Teach for America, however, as stressful as I expect it to be, is definitely more suited to what I want to get out of this experience - and not malaria or a potential suicide watch. 

For five years now (God... that long? Man, I have been wasting time), my conscious main goal in life has been to become the best teacher I can possibly be - in a high school and someday, at the collegiate level. I firmly believe that shown the tools and discovering the confidence within them, that students can learn, and if they truly want to, armed with knowledge, experience, and confidence, they can transform the world. 

God. That makes me sound like Oprah. Oh, well. Homegirl did open a school. Anyway...

I’m going to step up my volunteering (there is a community center in my area that offers ESL) and get my degree in December. The latest application deadline is in February.

I can do this.

I have a decent GPA at 3.85
My academic background is in English, Education and Cultural Studies.
I’m a feminist – I believe in equality for all. Period.
I’m a political and social activist.
I’m rooted in the working class.
I’ve already worked with students on the lower socioeconomical rung, and loved it.
am on the lower socioeconomic rung and understand its implications and challenges it presents in the dialogue on quality of education.
I’m interested in utilizing pop culture in the classroom.
I’m interested in people’s stories and what they teach us.
I want to be a part of the solution rather than sit back and whine about the problem.

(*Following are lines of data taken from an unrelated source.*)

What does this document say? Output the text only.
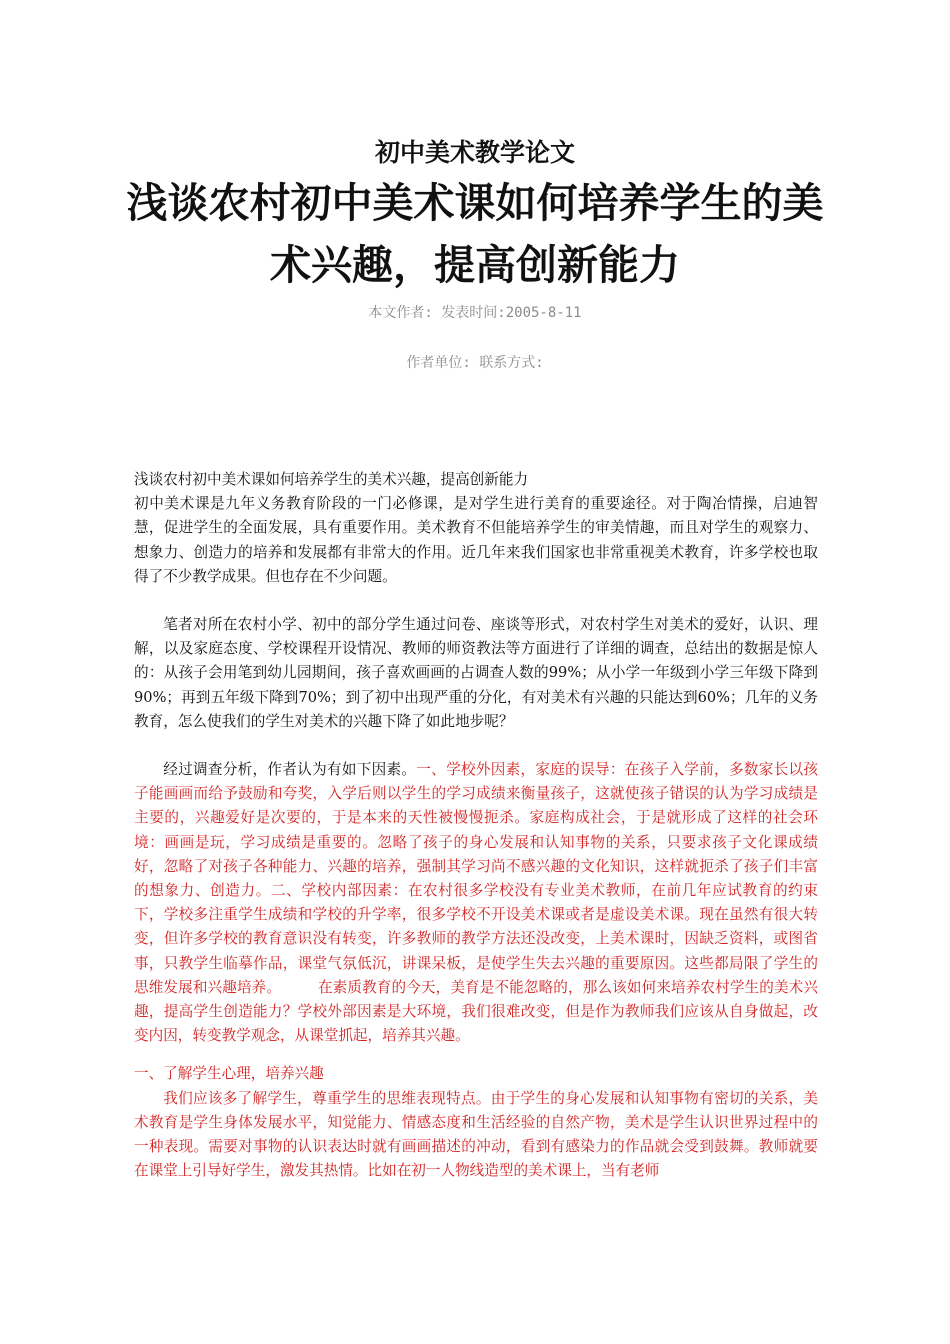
初中美术教学论文
浅谈农村初中美术课如何培养学生的美
术兴趣，提高创新能力
本文作者: 发表时间:2005-8-11
作者单位: 联系方式:

浅谈农村初中美术课如何培养学生的美术兴趣，提高创新能力

初中美术课是九年义务教育阶段的一门必修课，是对学生进行美育的重要途径。对于陶冶情操，启迪智慧，促进学生的全面发展，具有重要作用。美术教育不但能培养学生的审美情趣，而且对学生的观察力、想象力、创造力的培养和发展都有非常大的作用。近几年来我们国家也非常重视美术教育，许多学校也取得了不少教学成果。但也存在不少问题。

笔者对所在农村小学、初中的部分学生通过问卷、座谈等形式，对农村学生对美术的爱好，认识、理解，以及家庭态度、学校课程开设情况、教师的师资教法等方面进行了详细的调查，总结出的数据是惊人的：从孩子会用笔到幼儿园期间，孩子喜欢画画的占调查人数的99%；从小学一年级到小学三年级下降到90%；再到五年级下降到70%；到了初中出现严重的分化，有对美术有兴趣的只能达到60%；几年的义务教育，怎么使我们的学生对美术的兴趣下降了如此地步呢？

经过调查分析，作者认为有如下因素。一、学校外因素，家庭的误导：在孩子入学前，多数家长以孩子能画画而给予鼓励和夸奖，入学后则以学生的学习成绩来衡量孩子，这就使孩子错误的认为学习成绩是主要的，兴趣爱好是次要的，于是本来的天性被慢慢扼杀。家庭构成社会，于是就形成了这样的社会环境：画画是玩，学习成绩是重要的。忽略了孩子的身心发展和认知事物的关系，只要求孩子文化课成绩好，忽略了对孩子各种能力、兴趣的培养，强制其学习尚不感兴趣的文化知识，这样就扼杀了孩子们丰富的想象力、创造力。二、学校内部因素：在农村很多学校没有专业美术教师，在前几年应试教育的约束下，学校多注重学生成绩和学校的升学率，很多学校不开设美术课或者是虚设美术课。现在虽然有很大转变，但许多学校的教育意识没有转变，许多教师的教学方法还没改变，上美术课时，因缺乏资料，或图省事，只教学生临摹作品，课堂气氛低沉，讲课呆板，是使学生失去兴趣的重要原因。这些都局限了学生的思维发展和兴趣培养。　　　在素质教育的今天，美育是不能忽略的，那么该如何来培养农村学生的美术兴趣，提高学生创造能力？学校外部因素是大环境，我们很难改变，但是作为教师我们应该从自身做起，改变内因，转变教学观念，从课堂抓起，培养其兴趣。

一、了解学生心理，培养兴趣

我们应该多了解学生，尊重学生的思维表现特点。由于学生的身心发展和认知事物有密切的关系，美术教育是学生身体发展水平，知觉能力、情感态度和生活经验的自然产物，美术是学生认识世界过程中的一种表现。需要对事物的认识表达时就有画画描述的冲动，看到有感染力的作品就会受到鼓舞。教师就要在课堂上引导好学生，激发其热情。比如在初一人物线造型的美术课上，当有老师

That’s why I want to do this.

07 June 2009

Defining song of the moment

My house, my role
My friends, my man
My devotion to god
All the more feels indefinite

Nothing's been clear
Nothing's been in
Nothing's felt true
And I've never had both feet in
Nothing's belonged
Nothing's been yes
Nowhere's been home
And I'm ready to be limbo no more

My taste, my peers
My identity, my affiliation
All the more feels indefinite

Nothing's been clear
Nothing's been in
Nothing's felt true
And I've never had both feet in
Nothing's belonged
Nothing's been yes
Nowhere's been home
And I'm ready to be limbo no more

I sit with filled frames
And my books and my dogs at my feet
My friends by my side
My past in a heap
Thrown out most of my things
Only kept what I need to carve
Something consistent and notably me

Tattoo on my skin
My teacher's in heart
My house is a home
Something at last I can feel a part of
Sense of myself
My purpose is clear
My roots in the ground
Something at last I can feel a part of
Something aligned
To finally commit
Somewhere I belong
Cuz I'm ready to be limbo no more
My wisdom applied
A firm foundation
A vow to myself
'Cuz I'm ready to be limbo no more

~ Alanis Morissette

02 June 2009

On the hamster wheel?

A friend of mine recommended "A New Earth" a little over a year ago.  

I started reading it last night. I think it may provide some insight into how to be a better human being. I don't think that's what I am right now. Trust me.  

I have these moments when I think that I'm sooo tortured and owed something. And these thoughts manifest themselves into very ugly ways. 

I can be a real bitch sometimes, really snarky and cruel. Not often, which is why it must sting when it happens.  

Growing up, I had a "smart mouth."  

Now, I realize there's a huge difference between being witty and clever and just... well, being an asshole.  

I don't know why I'm so fucking bitter all the time, but I don't like it. It's depressing, and drives people away. I'm the kind of person who likes her solitude, but I'm prone to loneliness if it goes on too long.  

I need to break this, before I end up completely isolated and stuck.